Slavery finally ends but the hate remains. So much so that Lincoln is assassinated. Thus begins the long journey of our nightmare, freedom. What's so free about it? Now the hatred really begins. Segregation begins in every aspect of black life. Housing, education, jobs, health care, transportation, you name it, we got Jim Crow for it. Suppressed, repressed, depressed, squashed and put down. Now even more hated than before when we were slaves, hatred is heaped on us for now merely existing.

With Dr. King and sister Rosa Parks, come hope and deliverance. Cedric the lardbutt entertainer(sic) needs to return to school to bone up on his black history studies. If Sister Parks had not refused to give up her seat on that bus on that day, his fat hide would still be riding the back of the bus. It is a moment that changed history. Dr. King delivered us from the oppression not of slave masters, but of those angry and hateful because we gained our freedom, and they still continued their anger and hatred. I should forget the ignorance of someone who didn't take time with their history or possibly didn't even care what ignorance came out of his mouth for the sake of comedy. He wasn't funny.

Unfortunately, Dr. King didn't live long enough to finish his work, and we have not continued it as well as we should have. EVERYONE has dropped the ball to a certain extent and to the detriment of us all. Racism, which is as deeply ingrained in this country as it ever was, had gone underground, under the detection of our radar, to the point that a few words said by Michelle Obama hit a nerve. Maybe she felt it the way people percieved it, maybe she meant nothing by the remark. But I can totally understand it because I lived it, felt it, that my country did not want or need my pride in it. Why, how, could I have pride in a country which openly hated me, having done what it's done to me, to my ancestors? How can I when I was never fully embraced by the country which enslaved and freed me, but still hated me afterwards? How?

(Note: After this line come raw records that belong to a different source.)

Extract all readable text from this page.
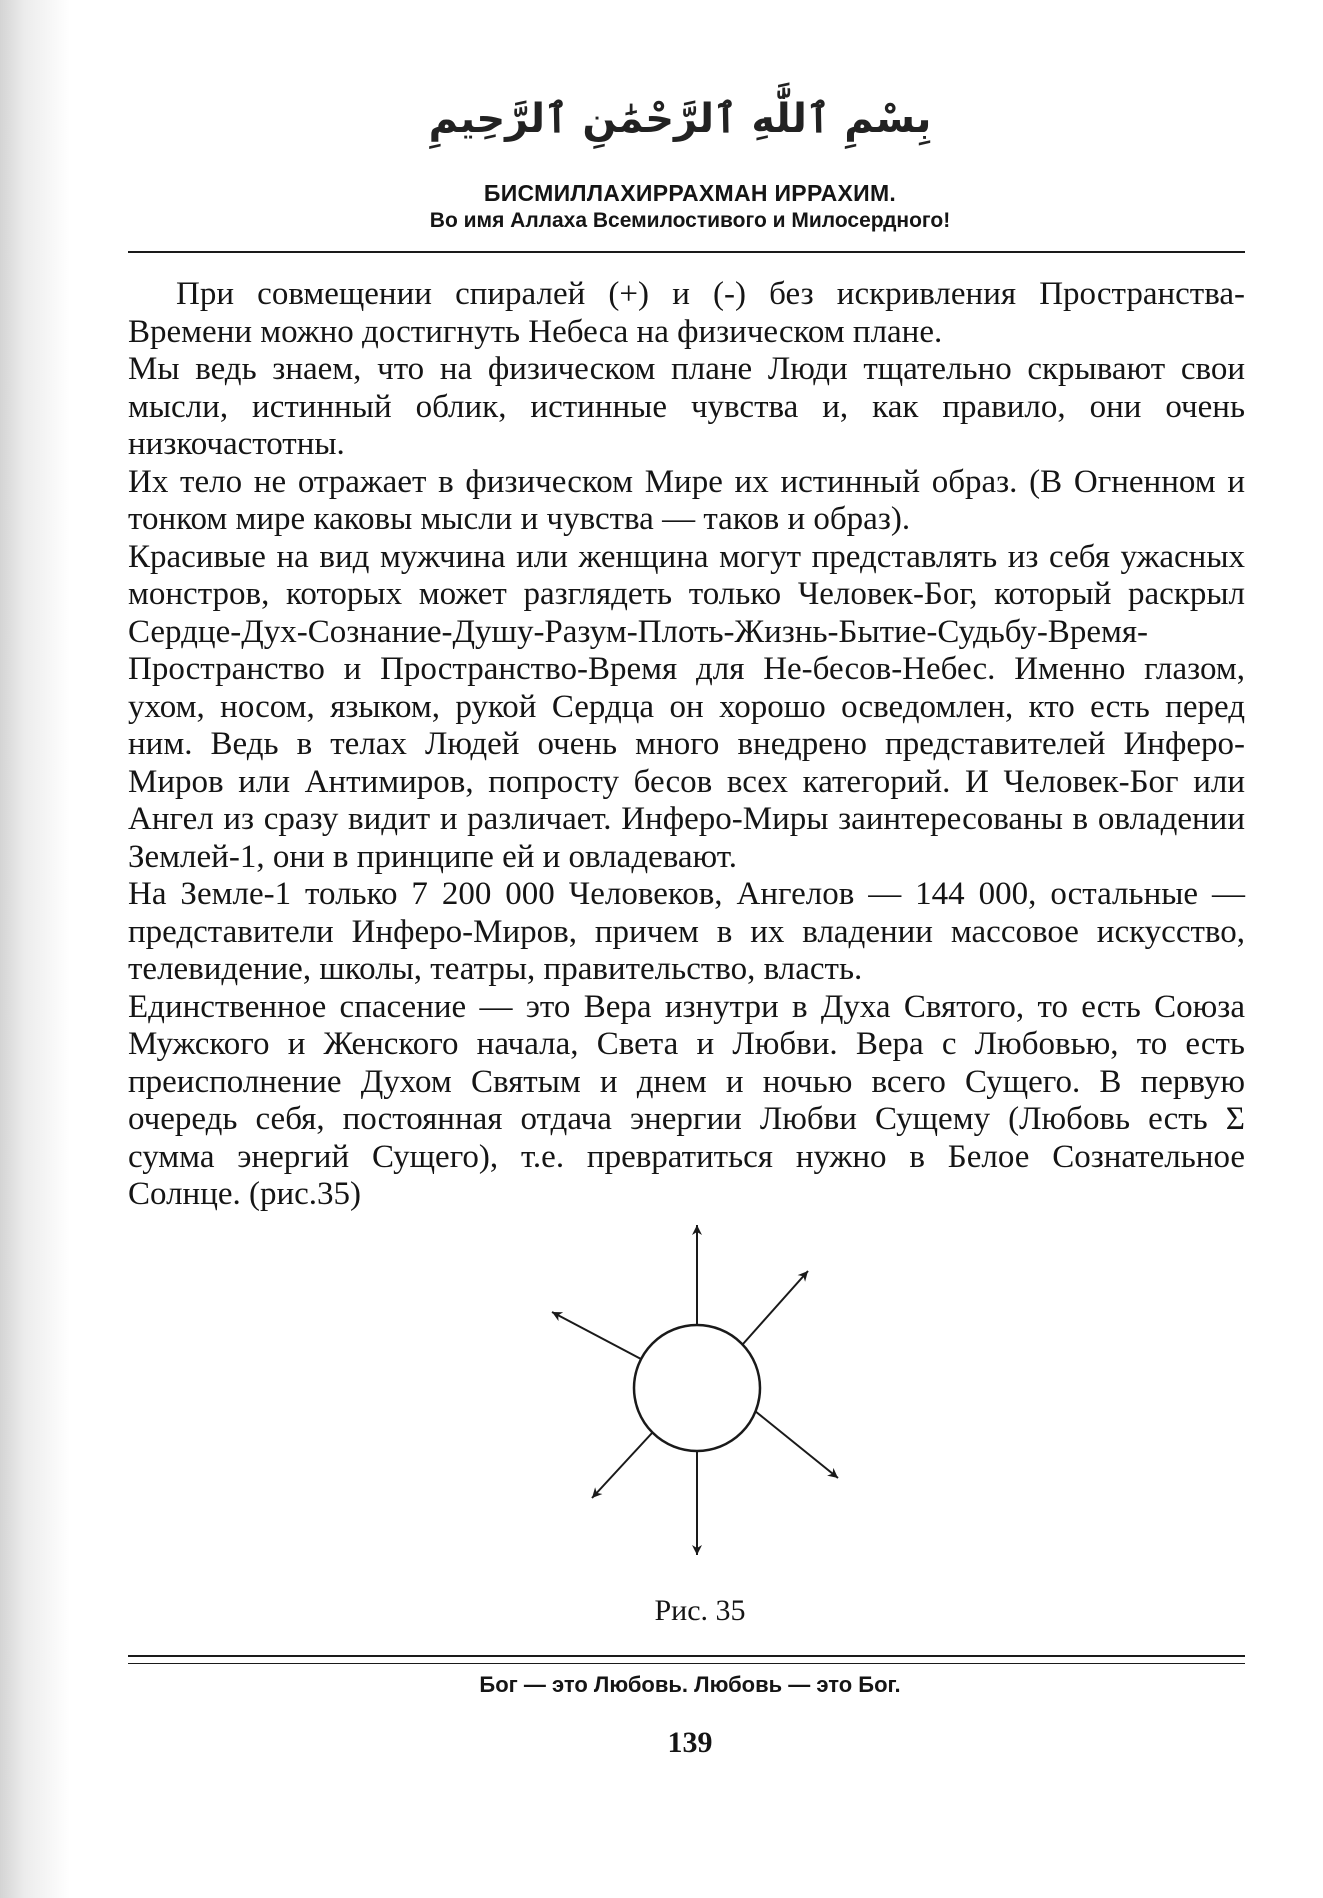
بِسْمِ ٱللَّٰهِ ٱلرَّحْمَٰنِ ٱلرَّحِيمِ
БИСМИЛЛАХИРРАХМАН ИРРАХИМ.
Во имя Аллаха Всемилостивого и Милосердного!

При совмещении спиралей (+) и (-) без искривления Пространства-Времени можно достигнуть Небеса на физическом плане.

Мы ведь знаем, что на физическом плане Люди тщательно скрывают свои мысли, истинный облик, истинные чувства и, как правило, они очень низкочастотны.

Их тело не отражает в физическом Мире их истинный образ. (В Огненном и тонком мире каковы мысли и чувства — таков и образ).

Красивые на вид мужчина или женщина могут представлять из себя ужасных монстров, которых может разглядеть только Человек-Бог, который раскрыл Сердце-Дух-Сознание-Душу-Разум-Плоть-Жизнь-Бытие-Судьбу-Время-Пространство и Пространство-Время для Не-бесов-Небес. Именно глазом, ухом, носом, языком, рукой Сердца он хорошо осведомлен, кто есть перед ним. Ведь в телах Людей очень много внедрено представителей Инферо-Миров или Антимиров, попросту бесов всех категорий. И Человек-Бог или Ангел из сразу видит и различает. Инферо-Миры заинтересованы в овладении Землей-1, они в принципе ей и овладевают.

На Земле-1 только 7 200 000 Человеков, Ангелов — 144 000, остальные — представители Инферо-Миров, причем в их владении массовое искусство, телевидение, школы, театры, правительство, власть.

Единственное спасение — это Вера изнутри в Духа Святого, то есть Союза Мужского и Женского начала, Света и Любви. Вера с Любовью, то есть преисполнение Духом Святым и днем и ночью всего Сущего. В первую очередь себя, постоянная отдача энергии Любви Сущему (Любовь есть Σ сумма энергий Сущего), т.е. превратиться нужно в Белое Сознательное Солнце. (рис.35)

Рис. 35
Бог — это Любовь. Любовь — это Бог.
139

Do you ever wonder why there were no blacks in Sex In The City? Because whites still can't manage to see blacks as basically normal human beings, with the same lives, same feelings, same wants and desires as their's. Guilt. It doesn't allow them to see us at all, too many times. Hate now comes from another reason as whites see it. Now that we've been free for more than a hundred years why can't we make it? Why aren't we better educated, better housed, better jobbed(!), in fact, why don't we have better everything now that we're free? And why do we keep committing so much crime, having so many out of wedlock babies, not getting married, filling up the jails? Because, tho they won't admit it, we are still locked down by their perceptions and their hatred. And their guilt.

Is any of the above what Michelle Obama meant? I neither know nor care. I do know the feelings can be out there, where they stem from, and why. I don't know if she has them so I don't claim to understand her or what she meant to say. I had been thinking about this for a long time, so she is just the catalyst for this post. I don't support her, and I most definitely don't support her husband. But I do support their right to say whatever they feel because that is who I am, and because of the sacrifice that went into gaining them that right.

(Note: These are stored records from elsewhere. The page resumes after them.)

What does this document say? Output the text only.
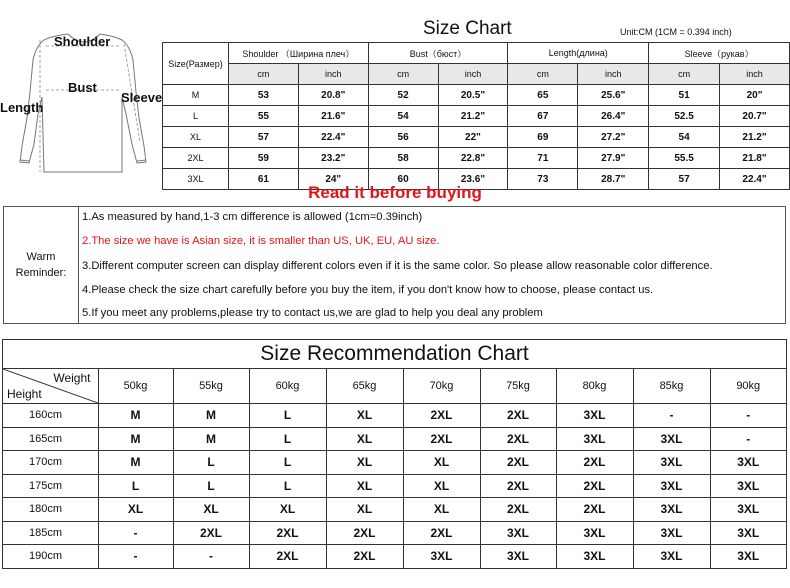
Shoulder
Bust
Length
Sleeve
Size Chart	Unit:CM (1CM = 0.394 inch)
Size(Размер)	Shoulder （Ширина плеч）		Bust（бюст）		Length(длина)		Sleeve（рукав）	
	cm	inch	cm	inch	cm	inch	cm	inch
M	53	20.8"	52	20.5"	65	25.6"	51	20"
L	55	21.6"	54	21.2"	67	26.4"	52.5	20.7"
XL	57	22.4"	56	22"	69	27.2"	54	21.2"
2XL	59	23.2"	58	22.8"	71	27.9"	55.5	21.8"
3XL	61	24"	60	23.6"	73	28.7"	57	22.4"
Read it before buying
Warm
Reminder:
1.As measured by hand,1-3 cm difference is allowed (1cm=0.39inch)
2.The size we have is Asian size, it is smaller than US, UK, EU, AU size.
3.Different computer screen can display different colors even if it is the same color. So please allow reasonable color difference.
4.Please check the size chart carefully before you buy the item, if you don't know how to choose, please contact us.
5.If you meet any problems,please try to contact us,we are glad to help you deal any problem
Size Recommendation Chart
Weight
Height	50kg	55kg	60kg	65kg	70kg	75kg	80kg	85kg	90kg
160cm	M	M	L	XL	2XL	2XL	3XL	-	-
165cm	M	M	L	XL	2XL	2XL	3XL	3XL	-
170cm	M	L	L	XL	XL	2XL	2XL	3XL	3XL
175cm	L	L	L	XL	XL	2XL	2XL	3XL	3XL
180cm	XL	XL	XL	XL	XL	2XL	2XL	3XL	3XL
185cm	-	2XL	2XL	2XL	2XL	3XL	3XL	3XL	3XL
190cm	-	-	2XL	2XL	3XL	3XL	3XL	3XL	3XL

I should have stated that this post was really in response to a post by Taylor Marsh on her blog, here.

3 comments:

Dirty Red said...

Damn Mrs. Jazzy!!

This is a post you need to send to Bill'Oliely over at Fox. Maybe he can call back his "lynching party" he has planned for Mrs. O. This pretty much sums up everything that the average Black American feels.

This is also the reason I like reading your thoughts. You tell it like it T-I-IS.

Unknown said...

WOW! Very interesting post, thanks for letting us know what is on your mind LOL!
Peace & Love!

Jazzylady said...

my patriotism ain't like your patriotism!